A Seattle-area class-action lawsuit alleges that iPad maker Apple colluded with six of the biggest book publishers to artificially raise the price of ebooks and harm consumers. Previous to Apple's 2010 entry into the ebook market with its iBooks service, the typical selling price of new ebooks in a market still dominated by the Amazon Kindle was $9.99. But today, thanks to an Apple-backed price hike, the suit says, the average price of new eBooks has risen dramatically.
"Apple facilitated changing the ebook pricing model and conspired with the Publisher Defendants to do so," the suit alleges. "As a direct result of this anticompetitive conduct as intended by the conspiracy, the price of ebooks has soared. The price of new bestselling ebooks increased to an average of $12 - $15, an increase of 33 to 50 percent."
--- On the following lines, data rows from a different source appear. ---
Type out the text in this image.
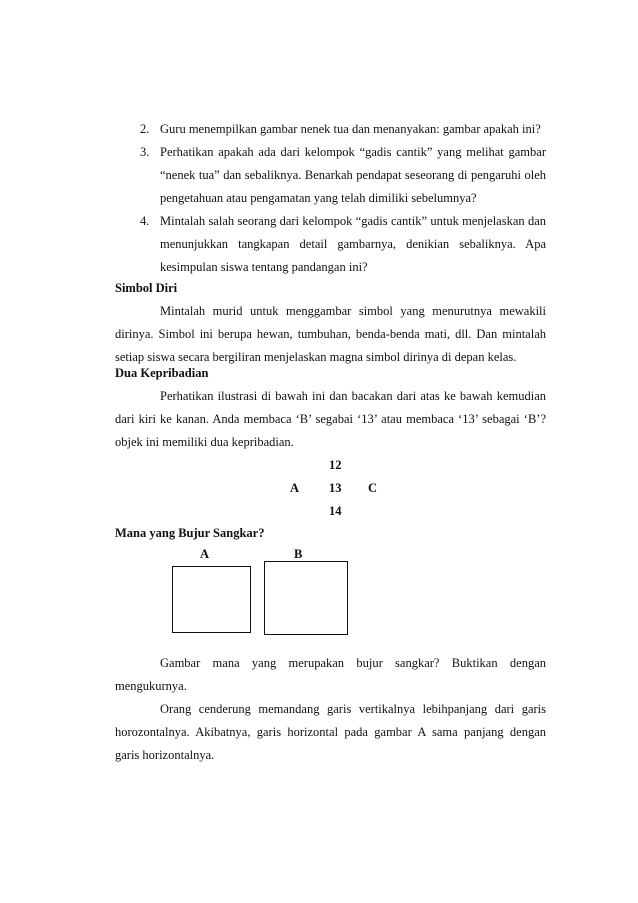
2. Guru menempilkan gambar nenek tua dan menanyakan: gambar apakah ini?
3. Perhatikan apakah ada dari kelompok “gadis cantik” yang melihat gambar
“nenek tua” dan sebaliknya. Benarkah pendapat seseorang di pengaruhi oleh
pengetahuan atau pengamatan yang telah dimiliki sebelumnya?
4. Mintalah salah seorang dari kelompok “gadis cantik” untuk menjelaskan dan
menunjukkan tangkapan detail gambarnya, denikian sebaliknya. Apa
kesimpulan siswa tentang pandangan ini?
Simbol Diri
Mintalah murid untuk menggambar simbol yang menurutnya mewakili
dirinya. Simbol ini berupa hewan, tumbuhan, benda-benda mati, dll. Dan mintalah
setiap siswa secara bergiliran menjelaskan magna simbol dirinya di depan kelas.
Dua Kepribadian
Perhatikan ilustrasi di bawah ini dan bacakan dari atas ke bawah kemudian
dari kiri ke kanan. Anda membaca ‘B’ segabai ‘13’ atau membaca ‘13’ sebagai ‘B’?
objek ini memiliki dua kepribadian.
12
A 13 C
14
Mana yang Bujur Sangkar?
A	B
Gambar mana yang merupakan bujur sangkar? Buktikan dengan
mengukurnya.
Orang cenderung memandang garis vertikalnya lebihpanjang dari garis
horozontalnya. Akibatnya, garis horizontal pada gambar A sama panjang dengan
garis horizontalnya.
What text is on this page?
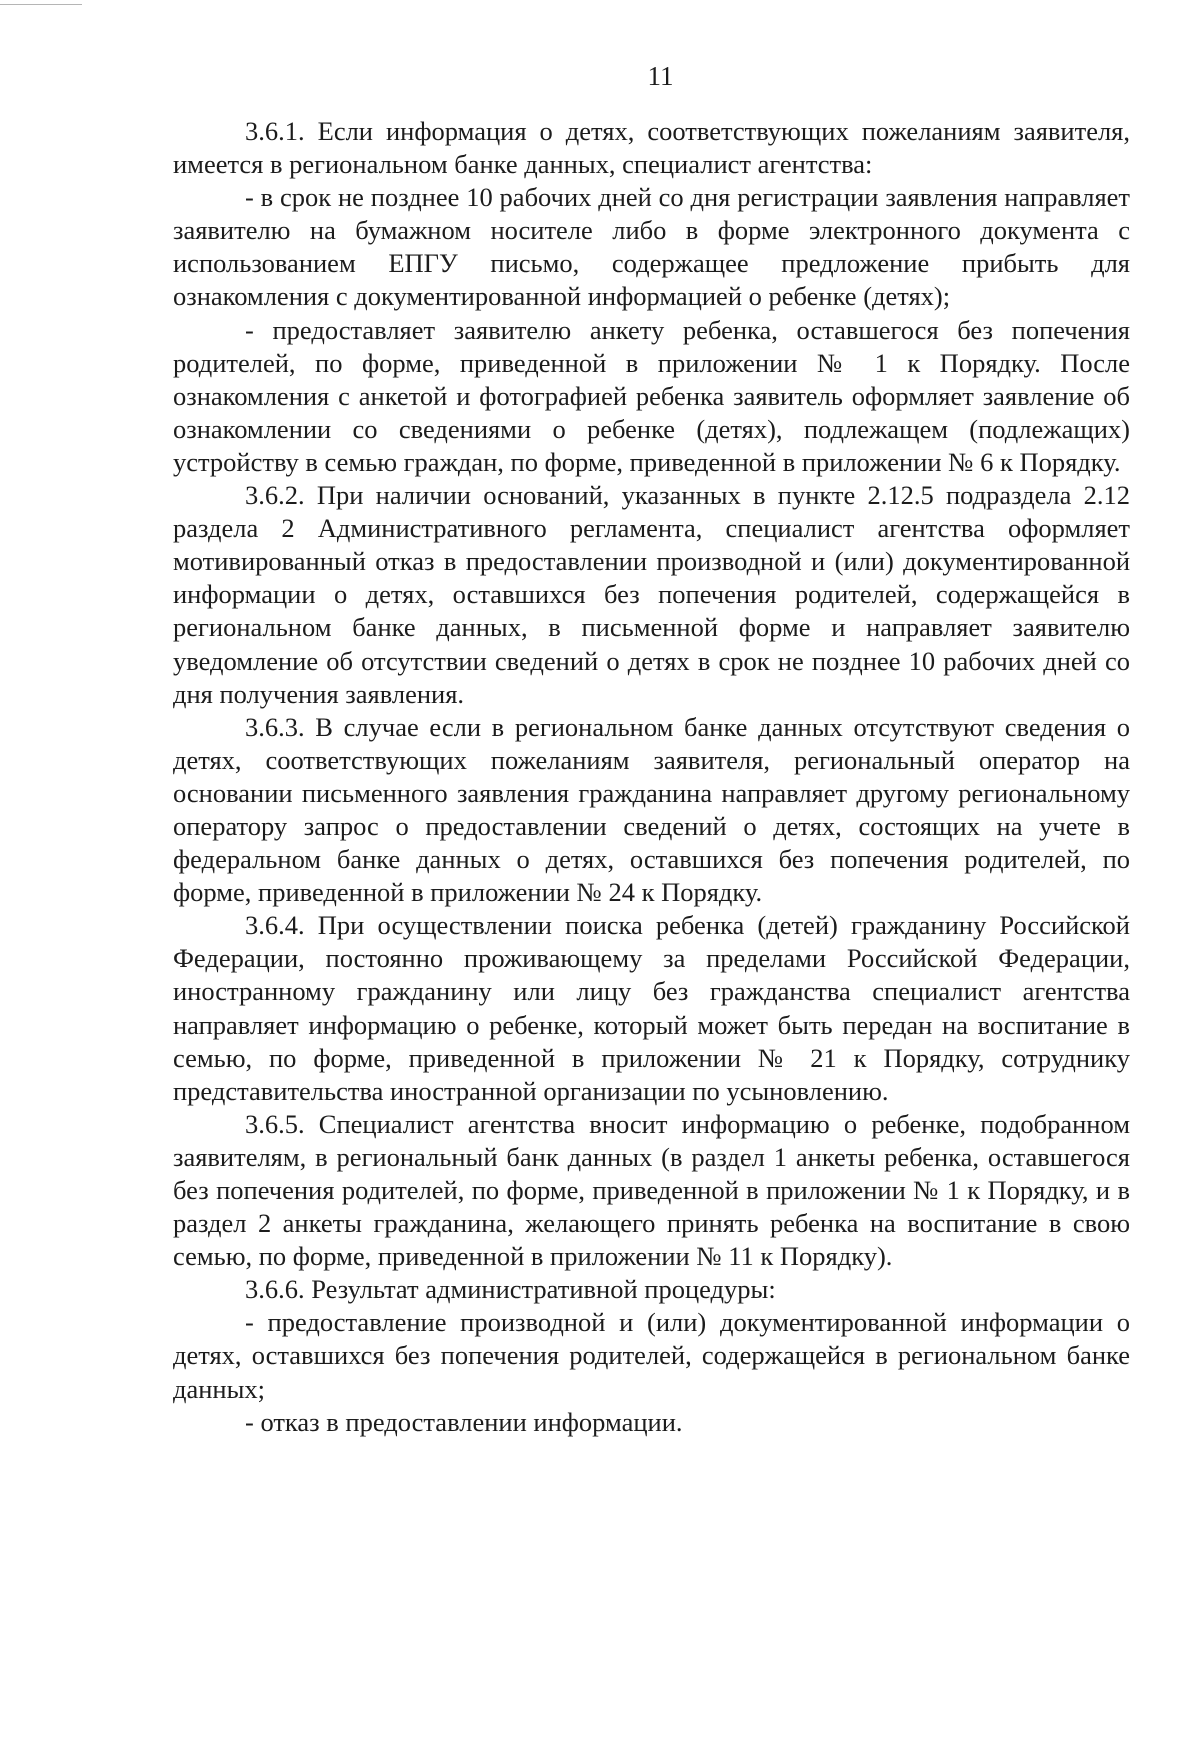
11

3.6.1. Если информация о детях, соответствующих пожеланиям заявителя, имеется в региональном банке данных, специалист агентства:

- в срок не позднее 10 рабочих дней со дня регистрации заявления направляет заявителю на бумажном носителе либо в форме электронного документа с использованием ЕПГУ письмо, содержащее предложение прибыть для ознакомления с документированной информацией о ребенке (детях);

- предоставляет заявителю анкету ребенка, оставшегося без попечения родителей, по форме, приведенной в приложении № 1 к Порядку. После ознакомления с анкетой и фотографией ребенка заявитель оформляет заявление об ознакомлении со сведениями о ребенке (детях), подлежащем (подлежащих) устройству в семью граждан, по форме, приведенной в приложении № 6 к Порядку.

3.6.2. При наличии оснований, указанных в пункте 2.12.5 подраздела 2.12 раздела 2 Административного регламента, специалист агентства оформляет мотивированный отказ в предоставлении производной и (или) документированной информации о детях, оставшихся без попечения родителей, содержащейся в региональном банке данных, в письменной форме и направляет заявителю уведомление об отсутствии сведений о детях в срок не позднее 10 рабочих дней со дня получения заявления.

3.6.3. В случае если в региональном банке данных отсутствуют сведения о детях, соответствующих пожеланиям заявителя, региональный оператор на основании письменного заявления гражданина направляет другому региональному оператору запрос о предоставлении сведений о детях, состоящих на учете в федеральном банке данных о детях, оставшихся без попечения родителей, по форме, приведенной в приложении № 24 к Порядку.

3.6.4. При осуществлении поиска ребенка (детей) гражданину Российской Федерации, постоянно проживающему за пределами Российской Федерации, иностранному гражданину или лицу без гражданства специалист агентства направляет информацию о ребенке, который может быть передан на воспитание в семью, по форме, приведенной в приложении № 21 к Порядку, сотруднику представительства иностранной организации по усыновлению.

3.6.5. Специалист агентства вносит информацию о ребенке, подобранном заявителям, в региональный банк данных (в раздел 1 анкеты ребенка, оставшегося без попечения родителей, по форме, приведенной в приложении № 1 к Порядку, и в раздел 2 анкеты гражданина, желающего принять ребенка на воспитание в свою семью, по форме, приведенной в приложении № 11 к Порядку).

3.6.6. Результат административной процедуры:

- предоставление производной и (или) документированной информации о детях, оставшихся без попечения родителей, содержащейся в региональном банке данных;

- отказ в предоставлении информации.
This price hike flies in the face of economic norms. With more companies offering ebooks across more platforms and increasing competition, the average price of ebooks should have fallen, not risen, over the past two years. Since Amazon formalized the ebook market with its wide-reaching Kindle platform, Barnes & Noble has seen great success with its similar Nook platform, leading Apple to jump in and enter yet another content market.
(Apple CEO Steve Jobs infamously dissed ebooks two years before releasing iBooks, claiming, "The fact is that people don't read anymore. The whole conception is flawed at the top.")
Before Apple allegedly colluded with publishers to raise prices—and those prices absolutely did go up across all ebook services when iBooks was first released in January 2010—Amazon was working to lower the price of content that could be distributed so much more cheaply electronically than with traditional, paper-based books.
The suit claims that Kindle had "the potential to massively reduce the distribution costs historically associated with brick-and-mortar publishing," but that "publishers were particularly concerned that Amazon's pro-consumer pricing of ebooks would negatively impact their moribund sales model, and in particular the sale of higher-priced physical copies of books."
Total revenue from ebooks have risen 1,274 percent since 2008, when Steve Jobs made his ill-informed quip about reading habits. Today, ebooks account for 6.4 percent of all books sold, up from just 0.6 percent in 2008. However, some book genres perform even better in ebook form: 14 percent of adult fiction is now sold in ebook form.